Unfortunately, you're obviously handling very many data items. If this is more than 64k, any proxy object into a custom container of packed values will probably need a >16 bit index/handle too, but still one of the few possibilities I can see worth further consideration. It might be suitable if you're only actively working with and needing value semantic behaviour for a small subset of the values at one point in time.
struct Proxy
{
Int20_Container& container_; // might not need if a singleton
Int20_Container::size_type index_;
...
};
So, the proxy might be 32, 64 or more bits - the potential benefit is only if you can create them on the fly from indices into the container, have them write directly back into the container, and keep them short-lived with few concurrently. (One simple way - not necessarily the fastest - to implement this model is to use an STL bitset or vector as the Int20_Container, and either store 20 times the logical index in index_, or multiply on the fly.)

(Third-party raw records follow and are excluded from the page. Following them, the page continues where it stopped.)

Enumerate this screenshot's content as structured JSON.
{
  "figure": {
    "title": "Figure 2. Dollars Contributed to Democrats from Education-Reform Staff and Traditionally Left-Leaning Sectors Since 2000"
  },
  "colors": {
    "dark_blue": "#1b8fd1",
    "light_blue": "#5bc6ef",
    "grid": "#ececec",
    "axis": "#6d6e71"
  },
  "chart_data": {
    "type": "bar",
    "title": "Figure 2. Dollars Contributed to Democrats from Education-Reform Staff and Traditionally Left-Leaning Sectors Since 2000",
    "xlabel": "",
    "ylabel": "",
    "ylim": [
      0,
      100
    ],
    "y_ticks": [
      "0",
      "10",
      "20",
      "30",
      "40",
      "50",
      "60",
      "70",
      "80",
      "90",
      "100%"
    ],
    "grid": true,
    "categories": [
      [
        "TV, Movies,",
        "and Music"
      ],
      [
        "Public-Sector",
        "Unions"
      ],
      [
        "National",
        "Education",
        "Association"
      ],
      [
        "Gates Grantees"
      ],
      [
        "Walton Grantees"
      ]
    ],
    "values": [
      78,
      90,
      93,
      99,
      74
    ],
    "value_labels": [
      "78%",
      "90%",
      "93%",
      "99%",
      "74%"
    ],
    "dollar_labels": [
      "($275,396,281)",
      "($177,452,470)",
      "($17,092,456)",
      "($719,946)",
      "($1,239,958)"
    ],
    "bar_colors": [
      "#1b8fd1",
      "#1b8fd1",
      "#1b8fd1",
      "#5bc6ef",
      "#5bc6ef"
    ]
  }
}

It's also vaguely possible that although your values range over a 20-bit space, you've less than say 64k distinct values in actual use. If you have some such insight into your data set, you can create a lookup table where 16-bit array indices map to 20-bit values.
Use a class. As long as you respect the copy/assign/clone/etc... STL semantics, you won't have any problem.

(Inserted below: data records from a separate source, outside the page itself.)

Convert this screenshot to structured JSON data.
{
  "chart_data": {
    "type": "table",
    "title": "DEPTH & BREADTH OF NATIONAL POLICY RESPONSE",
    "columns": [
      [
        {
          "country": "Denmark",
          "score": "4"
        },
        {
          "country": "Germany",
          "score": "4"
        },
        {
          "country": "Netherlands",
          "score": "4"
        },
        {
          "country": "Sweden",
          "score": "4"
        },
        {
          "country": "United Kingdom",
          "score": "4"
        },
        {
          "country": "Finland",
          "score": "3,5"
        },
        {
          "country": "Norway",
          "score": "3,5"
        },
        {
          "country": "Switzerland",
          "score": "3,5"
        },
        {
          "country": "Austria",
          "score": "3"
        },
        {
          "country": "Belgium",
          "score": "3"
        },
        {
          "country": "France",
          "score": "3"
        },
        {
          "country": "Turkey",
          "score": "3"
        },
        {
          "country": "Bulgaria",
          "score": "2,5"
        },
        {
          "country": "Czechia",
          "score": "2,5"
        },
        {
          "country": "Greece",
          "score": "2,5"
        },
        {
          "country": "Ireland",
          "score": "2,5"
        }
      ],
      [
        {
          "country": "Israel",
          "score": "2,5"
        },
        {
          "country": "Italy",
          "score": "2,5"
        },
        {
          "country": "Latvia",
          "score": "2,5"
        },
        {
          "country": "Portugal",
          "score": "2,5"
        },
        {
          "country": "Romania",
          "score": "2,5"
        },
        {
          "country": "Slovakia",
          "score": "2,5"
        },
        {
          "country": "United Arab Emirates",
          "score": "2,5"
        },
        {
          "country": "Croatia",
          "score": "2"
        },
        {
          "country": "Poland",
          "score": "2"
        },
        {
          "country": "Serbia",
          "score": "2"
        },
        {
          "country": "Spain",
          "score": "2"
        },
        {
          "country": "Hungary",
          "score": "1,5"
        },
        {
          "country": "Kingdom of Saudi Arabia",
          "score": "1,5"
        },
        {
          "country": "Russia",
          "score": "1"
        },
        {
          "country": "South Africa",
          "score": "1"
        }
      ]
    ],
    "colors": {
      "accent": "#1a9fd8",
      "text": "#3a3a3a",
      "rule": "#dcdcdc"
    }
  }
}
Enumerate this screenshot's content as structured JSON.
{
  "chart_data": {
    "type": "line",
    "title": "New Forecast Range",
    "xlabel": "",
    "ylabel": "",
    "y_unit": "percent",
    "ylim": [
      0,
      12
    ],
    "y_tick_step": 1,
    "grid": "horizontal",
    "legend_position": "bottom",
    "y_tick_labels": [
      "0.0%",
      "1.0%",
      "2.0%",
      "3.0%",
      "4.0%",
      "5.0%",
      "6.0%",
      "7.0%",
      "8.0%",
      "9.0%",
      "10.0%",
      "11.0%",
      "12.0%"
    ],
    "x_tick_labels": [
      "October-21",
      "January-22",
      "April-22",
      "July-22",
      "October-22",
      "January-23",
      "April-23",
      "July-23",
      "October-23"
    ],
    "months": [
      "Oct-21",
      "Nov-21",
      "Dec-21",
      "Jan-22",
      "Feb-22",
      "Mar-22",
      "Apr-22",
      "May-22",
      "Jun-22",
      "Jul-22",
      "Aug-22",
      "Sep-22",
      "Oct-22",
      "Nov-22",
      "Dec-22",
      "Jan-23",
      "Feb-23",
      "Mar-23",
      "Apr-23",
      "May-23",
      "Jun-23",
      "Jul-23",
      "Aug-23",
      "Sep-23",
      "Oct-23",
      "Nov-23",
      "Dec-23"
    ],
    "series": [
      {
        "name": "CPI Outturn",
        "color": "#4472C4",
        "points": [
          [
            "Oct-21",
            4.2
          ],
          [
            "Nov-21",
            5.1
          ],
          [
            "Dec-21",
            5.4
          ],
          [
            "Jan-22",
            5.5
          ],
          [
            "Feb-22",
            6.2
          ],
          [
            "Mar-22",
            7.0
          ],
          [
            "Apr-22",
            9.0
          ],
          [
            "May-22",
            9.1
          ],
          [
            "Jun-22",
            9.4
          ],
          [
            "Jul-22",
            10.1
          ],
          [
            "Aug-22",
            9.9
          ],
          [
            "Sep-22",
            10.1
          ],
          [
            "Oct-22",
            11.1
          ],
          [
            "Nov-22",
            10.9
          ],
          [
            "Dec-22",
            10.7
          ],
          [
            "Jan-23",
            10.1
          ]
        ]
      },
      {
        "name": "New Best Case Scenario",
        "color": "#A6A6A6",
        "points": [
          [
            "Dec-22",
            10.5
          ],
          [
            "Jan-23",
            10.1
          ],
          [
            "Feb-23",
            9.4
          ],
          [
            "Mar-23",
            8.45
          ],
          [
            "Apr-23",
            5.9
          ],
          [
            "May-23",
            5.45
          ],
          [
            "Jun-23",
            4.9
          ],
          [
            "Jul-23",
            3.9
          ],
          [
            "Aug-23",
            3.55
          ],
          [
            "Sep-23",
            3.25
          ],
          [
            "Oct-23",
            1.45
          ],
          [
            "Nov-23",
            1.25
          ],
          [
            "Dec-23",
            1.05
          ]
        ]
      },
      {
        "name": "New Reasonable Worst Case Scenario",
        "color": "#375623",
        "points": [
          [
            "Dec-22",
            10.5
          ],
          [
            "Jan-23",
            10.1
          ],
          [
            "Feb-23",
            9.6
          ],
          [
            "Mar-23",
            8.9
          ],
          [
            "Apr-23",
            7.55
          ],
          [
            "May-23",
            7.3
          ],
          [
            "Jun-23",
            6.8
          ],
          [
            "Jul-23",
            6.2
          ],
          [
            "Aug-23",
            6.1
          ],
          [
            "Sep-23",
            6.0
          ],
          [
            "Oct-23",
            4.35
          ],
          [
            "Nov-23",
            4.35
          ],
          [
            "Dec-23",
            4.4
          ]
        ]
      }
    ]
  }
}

But it will not optimize the memory space on your computer. Especially if you put in in a flat array, the 20bit will likely be aligned on a 32bit boundary, so the benefit of a 20bit type there is useless.

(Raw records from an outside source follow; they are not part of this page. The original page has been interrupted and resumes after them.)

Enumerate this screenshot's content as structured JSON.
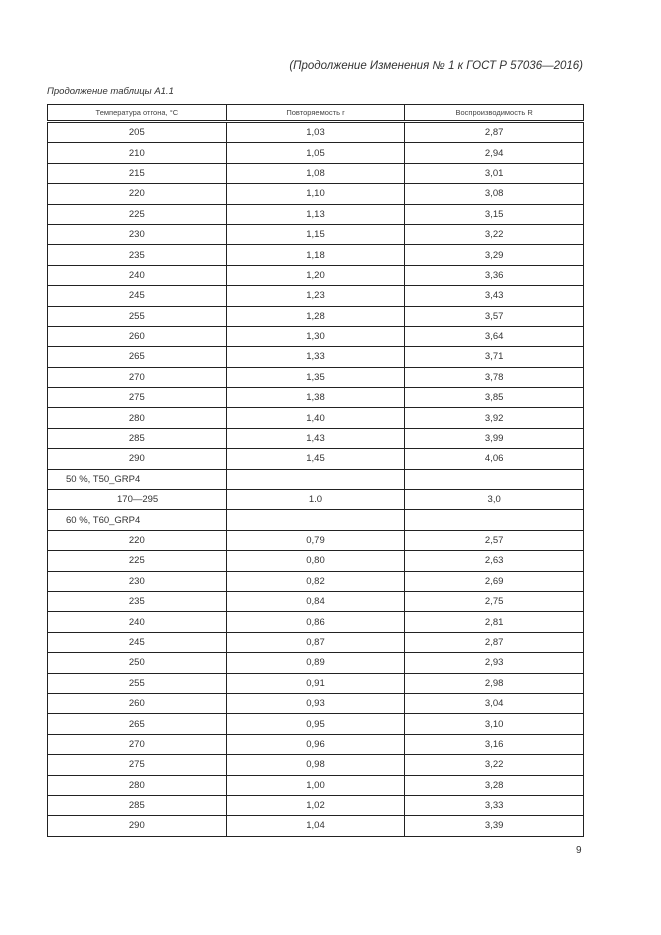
{
  "running_header": "(Продолжение Изменения № 1 к ГОСТ Р 57036—2016)",
  "table_caption": "Продолжение таблицы А1.1",
  "columns": [
    "Температура отгона, °С",
    "Повторяемость r",
    "Воспроизводимость R"
  ],
  "rows": [
    [
      "205",
      "1,03",
      "2,87"
    ],
    [
      "210",
      "1,05",
      "2,94"
    ],
    [
      "215",
      "1,08",
      "3,01"
    ],
    [
      "220",
      "1,10",
      "3,08"
    ],
    [
      "225",
      "1,13",
      "3,15"
    ],
    [
      "230",
      "1,15",
      "3,22"
    ],
    [
      "235",
      "1,18",
      "3,29"
    ],
    [
      "240",
      "1,20",
      "3,36"
    ],
    [
      "245",
      "1,23",
      "3,43"
    ],
    [
      "255",
      "1,28",
      "3,57"
    ],
    [
      "260",
      "1,30",
      "3,64"
    ],
    [
      "265",
      "1,33",
      "3,71"
    ],
    [
      "270",
      "1,35",
      "3,78"
    ],
    [
      "275",
      "1,38",
      "3,85"
    ],
    [
      "280",
      "1,40",
      "3,92"
    ],
    [
      "285",
      "1,43",
      "3,99"
    ],
    [
      "290",
      "1,45",
      "4,06"
    ],
    [
      "50 %, T50_GRP4",
      "",
      ""
    ],
    [
      "170—295",
      "1.0",
      "3,0"
    ],
    [
      "60 %, T60_GRP4",
      "",
      ""
    ],
    [
      "220",
      "0,79",
      "2,57"
    ],
    [
      "225",
      "0,80",
      "2,63"
    ],
    [
      "230",
      "0,82",
      "2,69"
    ],
    [
      "235",
      "0,84",
      "2,75"
    ],
    [
      "240",
      "0,86",
      "2,81"
    ],
    [
      "245",
      "0,87",
      "2,87"
    ],
    [
      "250",
      "0,89",
      "2,93"
    ],
    [
      "255",
      "0,91",
      "2,98"
    ],
    [
      "260",
      "0,93",
      "3,04"
    ],
    [
      "265",
      "0,95",
      "3,10"
    ],
    [
      "270",
      "0,96",
      "3,16"
    ],
    [
      "275",
      "0,98",
      "3,22"
    ],
    [
      "280",
      "1,00",
      "3,28"
    ],
    [
      "285",
      "1,02",
      "3,33"
    ],
    [
      "290",
      "1,04",
      "3,39"
    ]
  ],
  "page_number": "9"
}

In that case, you will need to define your own optimized array type, that could be compatible with the STL. But don't expect it to be fast. It won't be.
Use a bitfield. (I'm really surprised nobody has suggested this.)
struct int20_and_something_else {
int less_than_a_million : 20;
int less_than_four_thousand : 12; // total 32 bits
};
This only works as a mutual optimization of elements in a structure, where you can spackle the gaps with some other data. But it works very well!
If you truly need to optimize a gigantic array of 20-bit numbers and nothing else, there is:
struct int20_x3 {
int one : 20;
int two : 20;
int three : 20; // 60 bits is almost 64
void set( int index, int value );
int get( int index );
};
You can add getter/setter functions to make it prettier if you like, but you can't take the address of a bitfield, and they can't participate in an array. (Of course, you can have an array of the struct.)
Use as:
int20_x3 *big_array = new int20_x3[ array_size / 3 + 1 ];
big_array[ index / 3 ].set( index % 3, value );
You can use C++ std::bitset. Store everything in a bitset and access your data using the correct index (x20).
Your not going to be able to get exactly 20 bits as a type(even with a bit packed struct), as it will always be aligned (at smallest grainularity) to a byte. Imo the only way to go, if you must have 20 bits, is to create a bitstream to handle the data(which you can overload to accept indexing etc)
You can use the union keyword to create a bit field. I've used it way back when bit fields were a necessity. Otherwise, you can create a class that holds 3 bytes, but through bitwise operations exposes just the most significant 20.
As far as I know that isn't possible.
The easiest option would be to define a custom type, that uses an int32_t as the backing storage, and implements appropriate maths as override operators.
For better storage density, you could store 3 int20 in a single int64_t value.
Just an idea: use optimized storage (5 bytes for two instances), and for operations, convert it into 32-bit int and then back.
While its possible to do this a number of ways.
One possibilty would be to use bit twidling to store them as the left and right parts of a 5 byte array with a class to store/retrieve which converts yoiur desired array entry to an array entry in byte5[] array and extracts the left ot right half as appropriate.
However on most hardware requires integers to be word aligned so as well as the bit twiddling to extract the integer you would need some bit shifiting to align it properly.
I think it would be more efficient to increase your swap space and let virtual memory take care of your large array (after all 20 vs 32 is not much of a saving!) always assuming you have a 64 bit OS.